Comparison of sisomicin and gentamicin in bacteriuric patients with underlying diseases of the urinary tract.

Sisomicin and gentamicin (2 mg/kg) were administered in a random fashion to patients with bacteriuria superimposed on abnormalities of the urinary tract. Cure was achieved in a similar number of patients in both groups, but superinfection and reinfection with resistant microorganisms was more frequent in patients receiving gentamicin. Untoward side effects were not frequent in this series, especially if the serious underlying urological disease of most patients is taken into consideration. The susceptibility of the causative pathogens to the antibiotic administered and the severity of the underlying disease were the most important factors in the outcome.

Empiric therapy for cancer patients: comparative study of ticarcillin-tobramycin, ticarcillin-cephalothin, and cephalothin-tobramycin.

Three combinations of antibiotics (cephalothin-tobramycin, cephalothin-ticarcillin, and ticarcillin-tobramycin) were administered empirically to 186 patients with cancer who were suspected of having a life-threatening infection. In approximately one-half of these patients, gram-negative infection was documented bacteriologically and consisted of septicemia in 50% of these patients. The three antimicrobial regimens were similarly effective and resulted in a favorable clinical response in approximately 55% of the patients. The administration of the cephalothin-tobramycin combination was associated with a significantly higher frequency of nephrotoxicity than that of the other two regimens.

Sisomicin: Bacteriological and clinical evaluation.

A preliminary study was conducted with sisomicin, a new aminoglycoside antibiotic. The drug was administered to 40 patients in doses varying from 1.5 to 3.75 mg/kg/day. Sisomicin proved to be an effective therapy in urinary tract infections and to a lesser extent in wound infections caused by gram-negative rods; favorable results have been observed in 91.6% and in 66.6% of the patients presenting these infections. Toxic reactions involving the hearing function, renal function, and general tolerance were infrequent: they occurred in less than 5% of the patients in this series. (However in approximately 22% of the patients, there was a transient appearance of granular casts in the urine.

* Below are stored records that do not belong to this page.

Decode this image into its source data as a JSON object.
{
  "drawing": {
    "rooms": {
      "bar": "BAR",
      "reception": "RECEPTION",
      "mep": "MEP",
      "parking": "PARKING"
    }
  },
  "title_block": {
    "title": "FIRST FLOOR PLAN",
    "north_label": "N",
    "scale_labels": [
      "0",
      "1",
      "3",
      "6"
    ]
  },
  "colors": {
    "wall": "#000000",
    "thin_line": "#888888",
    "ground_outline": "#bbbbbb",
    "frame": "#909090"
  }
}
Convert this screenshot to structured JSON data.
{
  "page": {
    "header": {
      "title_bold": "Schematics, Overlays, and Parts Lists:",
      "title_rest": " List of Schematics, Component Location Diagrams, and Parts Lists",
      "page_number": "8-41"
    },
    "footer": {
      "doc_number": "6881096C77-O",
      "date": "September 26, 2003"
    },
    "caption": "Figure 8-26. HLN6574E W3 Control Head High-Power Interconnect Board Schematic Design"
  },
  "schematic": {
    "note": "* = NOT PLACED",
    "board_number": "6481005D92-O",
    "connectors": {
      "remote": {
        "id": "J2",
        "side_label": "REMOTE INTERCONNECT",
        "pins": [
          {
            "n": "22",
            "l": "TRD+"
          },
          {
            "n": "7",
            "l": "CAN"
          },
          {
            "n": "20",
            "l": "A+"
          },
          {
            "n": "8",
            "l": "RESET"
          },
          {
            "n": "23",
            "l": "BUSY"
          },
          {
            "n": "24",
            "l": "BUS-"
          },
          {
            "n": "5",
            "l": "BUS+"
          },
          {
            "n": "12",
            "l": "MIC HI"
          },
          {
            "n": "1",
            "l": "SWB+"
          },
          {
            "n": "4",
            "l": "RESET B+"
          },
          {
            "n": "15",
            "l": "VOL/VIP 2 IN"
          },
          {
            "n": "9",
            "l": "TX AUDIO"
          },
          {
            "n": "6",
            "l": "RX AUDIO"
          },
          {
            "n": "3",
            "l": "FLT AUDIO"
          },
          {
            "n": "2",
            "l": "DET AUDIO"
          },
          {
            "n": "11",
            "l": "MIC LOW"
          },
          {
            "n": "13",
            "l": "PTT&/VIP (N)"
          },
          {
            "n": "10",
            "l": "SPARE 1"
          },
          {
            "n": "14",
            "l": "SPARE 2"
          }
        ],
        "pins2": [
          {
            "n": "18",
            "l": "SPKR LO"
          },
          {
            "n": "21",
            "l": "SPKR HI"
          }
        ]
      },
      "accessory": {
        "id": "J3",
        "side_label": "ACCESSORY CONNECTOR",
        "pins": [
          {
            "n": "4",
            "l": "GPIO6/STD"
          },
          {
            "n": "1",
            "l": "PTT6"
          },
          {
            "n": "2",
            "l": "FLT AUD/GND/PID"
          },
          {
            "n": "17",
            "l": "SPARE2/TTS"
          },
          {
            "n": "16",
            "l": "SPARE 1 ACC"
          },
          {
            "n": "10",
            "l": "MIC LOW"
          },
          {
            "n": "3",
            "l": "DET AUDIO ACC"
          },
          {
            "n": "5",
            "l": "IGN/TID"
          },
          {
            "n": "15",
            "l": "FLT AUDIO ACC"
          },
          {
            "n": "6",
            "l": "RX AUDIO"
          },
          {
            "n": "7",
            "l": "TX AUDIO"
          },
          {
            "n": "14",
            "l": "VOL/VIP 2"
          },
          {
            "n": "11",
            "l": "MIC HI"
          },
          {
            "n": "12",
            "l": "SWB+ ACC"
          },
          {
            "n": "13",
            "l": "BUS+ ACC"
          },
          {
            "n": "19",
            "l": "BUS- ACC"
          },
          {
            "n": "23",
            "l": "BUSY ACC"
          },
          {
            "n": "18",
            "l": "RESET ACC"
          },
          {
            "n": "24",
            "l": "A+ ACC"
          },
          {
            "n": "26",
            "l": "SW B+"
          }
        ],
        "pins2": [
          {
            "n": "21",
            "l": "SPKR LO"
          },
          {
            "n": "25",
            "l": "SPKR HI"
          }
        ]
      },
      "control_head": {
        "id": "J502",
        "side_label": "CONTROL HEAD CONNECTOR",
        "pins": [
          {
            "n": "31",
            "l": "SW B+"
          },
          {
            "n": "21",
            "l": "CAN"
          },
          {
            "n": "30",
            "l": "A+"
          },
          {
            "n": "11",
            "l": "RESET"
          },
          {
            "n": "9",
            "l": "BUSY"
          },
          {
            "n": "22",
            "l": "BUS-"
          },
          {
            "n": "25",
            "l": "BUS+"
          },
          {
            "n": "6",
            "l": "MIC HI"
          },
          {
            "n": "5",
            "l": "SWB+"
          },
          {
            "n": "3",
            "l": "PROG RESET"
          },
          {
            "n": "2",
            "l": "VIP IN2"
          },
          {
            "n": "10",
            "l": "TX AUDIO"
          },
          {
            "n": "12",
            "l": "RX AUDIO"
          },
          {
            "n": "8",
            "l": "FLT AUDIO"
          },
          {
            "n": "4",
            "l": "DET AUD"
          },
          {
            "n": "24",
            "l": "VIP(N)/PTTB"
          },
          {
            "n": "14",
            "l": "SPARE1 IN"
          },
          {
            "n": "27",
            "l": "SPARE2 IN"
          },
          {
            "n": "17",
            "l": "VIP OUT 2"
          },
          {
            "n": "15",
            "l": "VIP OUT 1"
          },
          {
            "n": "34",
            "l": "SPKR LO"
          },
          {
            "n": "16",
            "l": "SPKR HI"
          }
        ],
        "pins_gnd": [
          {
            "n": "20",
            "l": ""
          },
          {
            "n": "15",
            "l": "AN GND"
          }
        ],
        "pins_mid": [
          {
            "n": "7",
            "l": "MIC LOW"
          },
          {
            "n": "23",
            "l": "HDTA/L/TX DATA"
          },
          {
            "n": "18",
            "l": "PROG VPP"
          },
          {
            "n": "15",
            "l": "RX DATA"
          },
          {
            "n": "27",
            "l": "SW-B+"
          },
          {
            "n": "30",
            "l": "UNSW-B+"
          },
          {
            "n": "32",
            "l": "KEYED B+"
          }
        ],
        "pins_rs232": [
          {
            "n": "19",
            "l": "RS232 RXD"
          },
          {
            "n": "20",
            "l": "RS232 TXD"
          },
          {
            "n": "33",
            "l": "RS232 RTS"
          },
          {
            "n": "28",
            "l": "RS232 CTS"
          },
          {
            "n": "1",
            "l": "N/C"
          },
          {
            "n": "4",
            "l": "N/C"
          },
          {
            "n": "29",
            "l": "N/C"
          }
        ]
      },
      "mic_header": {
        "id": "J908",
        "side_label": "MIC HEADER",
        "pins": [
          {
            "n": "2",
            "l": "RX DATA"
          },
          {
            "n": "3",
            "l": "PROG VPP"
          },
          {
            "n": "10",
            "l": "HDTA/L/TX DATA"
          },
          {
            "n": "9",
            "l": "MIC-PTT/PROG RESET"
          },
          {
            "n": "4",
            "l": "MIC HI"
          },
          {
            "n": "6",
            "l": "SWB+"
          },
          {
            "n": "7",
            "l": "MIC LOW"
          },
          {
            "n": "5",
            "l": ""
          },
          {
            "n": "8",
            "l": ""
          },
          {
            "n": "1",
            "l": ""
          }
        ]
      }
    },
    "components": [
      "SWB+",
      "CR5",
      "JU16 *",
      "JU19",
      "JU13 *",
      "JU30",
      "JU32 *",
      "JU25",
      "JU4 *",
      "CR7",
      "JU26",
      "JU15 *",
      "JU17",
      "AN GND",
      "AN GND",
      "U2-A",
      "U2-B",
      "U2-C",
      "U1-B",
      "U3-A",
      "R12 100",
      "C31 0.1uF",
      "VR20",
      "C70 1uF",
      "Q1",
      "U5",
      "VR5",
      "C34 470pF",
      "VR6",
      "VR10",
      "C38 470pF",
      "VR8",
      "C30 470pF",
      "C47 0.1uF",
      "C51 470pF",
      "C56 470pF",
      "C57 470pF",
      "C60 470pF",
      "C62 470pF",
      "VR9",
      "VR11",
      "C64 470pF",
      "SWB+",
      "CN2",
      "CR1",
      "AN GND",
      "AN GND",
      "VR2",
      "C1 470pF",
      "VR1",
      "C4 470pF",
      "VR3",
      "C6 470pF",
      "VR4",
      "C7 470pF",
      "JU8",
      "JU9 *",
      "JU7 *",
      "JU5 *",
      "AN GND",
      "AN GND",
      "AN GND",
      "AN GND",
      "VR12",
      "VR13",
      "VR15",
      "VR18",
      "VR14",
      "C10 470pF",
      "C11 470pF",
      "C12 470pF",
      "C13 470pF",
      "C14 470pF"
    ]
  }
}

Therapy of staphylococcal infections: (a comparative study of cephaloridine and gentamicin).

Two groups of 38 patients have been treated for staphylococcal infection with either cephaloridine (4 gm daily) or gentamicin (320 mg daily) by the intramuscular route. The rate of favorable clinical response was higher among the patients who received cephaloridine (78.8 per cent) than among those who were treated with gentamicin (60.5 per cent). No death related to the infection occurred in the cephaloridine-treated patients. The mean peak and trough antibacterial activity reached in the serum of the patients after injection of the antibiotics was higher in patients receiving cephaloridine (1/64 and 1/16) than in those treated with gentamicin (1/16 and 1/4). Patients who failed to respond to therapy had often a low antibacterial activity of the serum. These studies suggest that the 1/8 level of bactericidal activity should be attained in the serum one hour after the administration of the antibiotics to allow optimal results in staphylococcal infections.